The lure of much of the picture – no disservice to Taylor-Joy, who offers a performance of tremendous conviction, probably much more so than Split deserves – is McAvoy, and the scenes that truly crackle are those between him and Buckley (also great in the nuts-but-underrated The Happening), as Dr Fletcher attempts to get to the bottom of the personality presenting itself to her for analysis. McAvoy doesn’t hold back, whether it’s as a nine-year-old, a roll-necked authoritarian spinster, or sensitive fashion designer, and his willingness to go for it entirely gives the movie its must-see edge.
On the one hand, Shyamalan has succeeded in making something of a throwback homage, a picture hermetically sealed in a veritable movie-verse of eccentric psychologists and basement-dwelling psychopaths.
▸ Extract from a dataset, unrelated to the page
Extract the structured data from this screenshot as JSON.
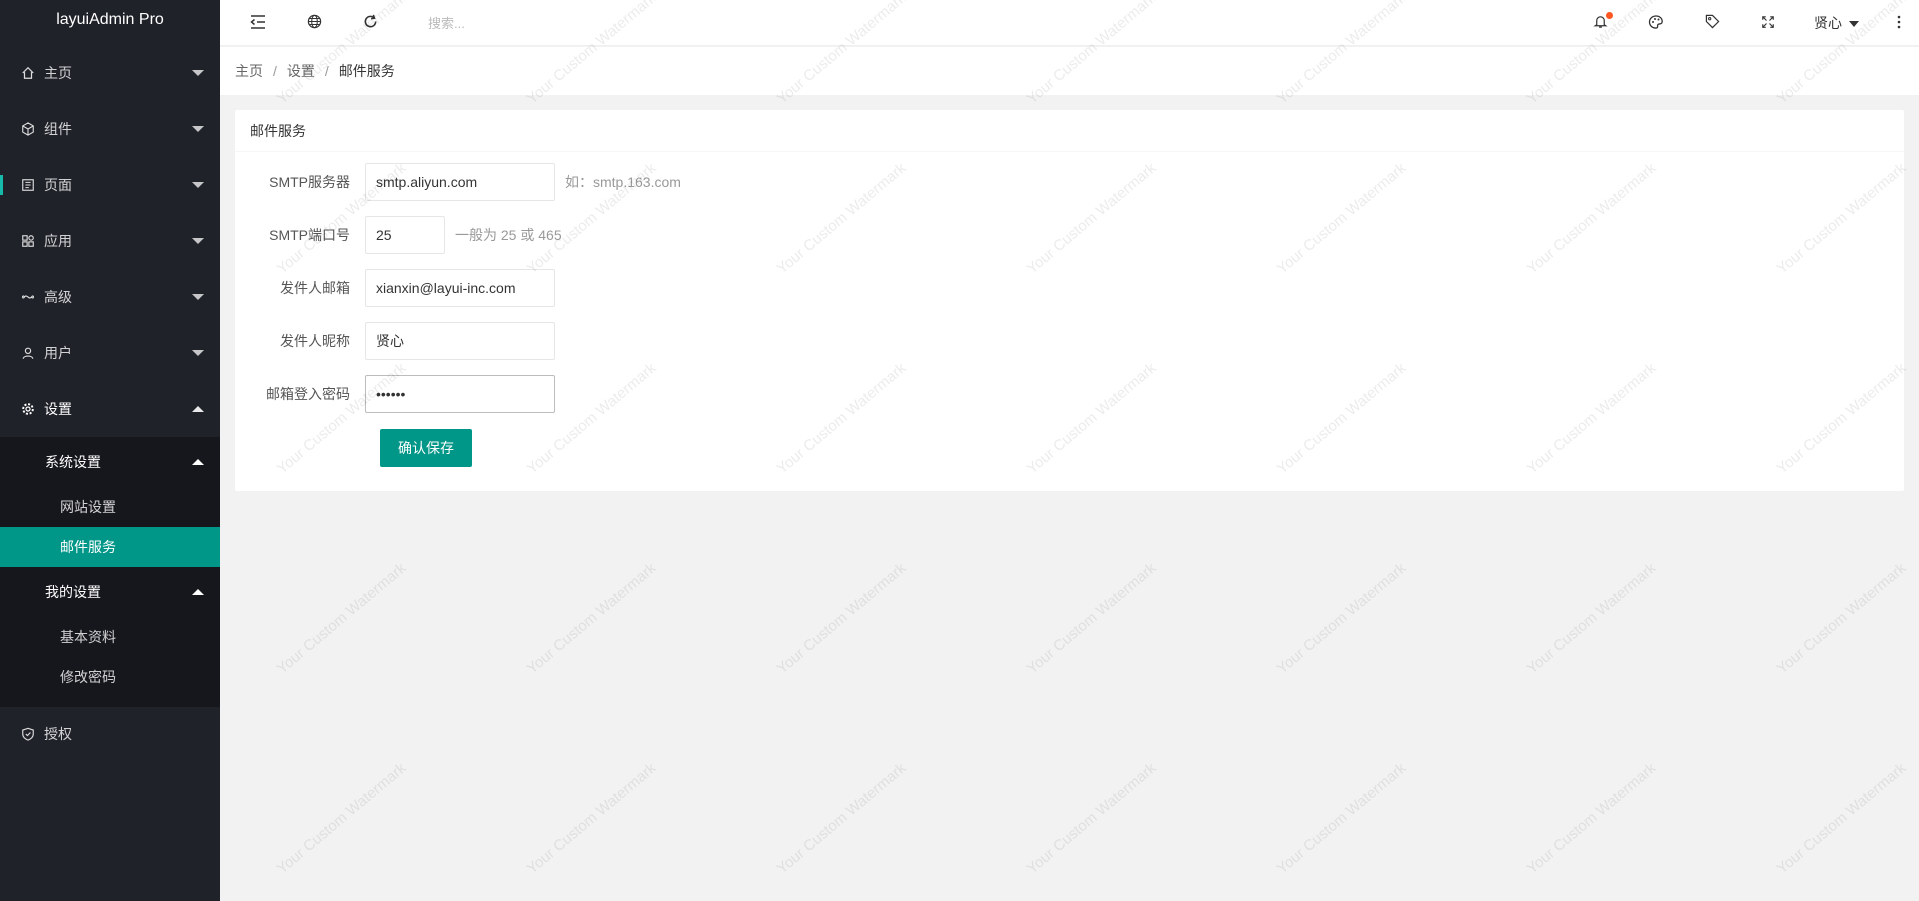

On the other, he has come somewhat unstuck in trying to marry this to an attempt at tackling and addressing abuse survival whilst simultaneously cynically lobbing in a third ingredient of the wider Shyamala-verse (and how will Bruce fare in a proper movie, having not given a shit for so long?)
If he’d succeeded, Split might have been a minor genre classic, but as it is, it’s more impressive for its director’s visual sleight of hand and its lead actor’s free-rein performance(s) than the manner in which it resorts to his past crutch of twists and revelations.
*Addendum 21/07/22: For further on such MKUltra tools, the testimonies of Cathy O’Brien and Bryce Tailor, as well as Dave McGowan’s Programmed to Kill, are suggested. A key to the warped Satanic/Luciferian principles involved is that such abuse makes you stronger, closer to become a self-actualised divine being, reflected in the attitudes held by McAvoy’s alters. Elsewhere, Stranger Things’ Eleven is one has become a god (or superhero) through child trauma.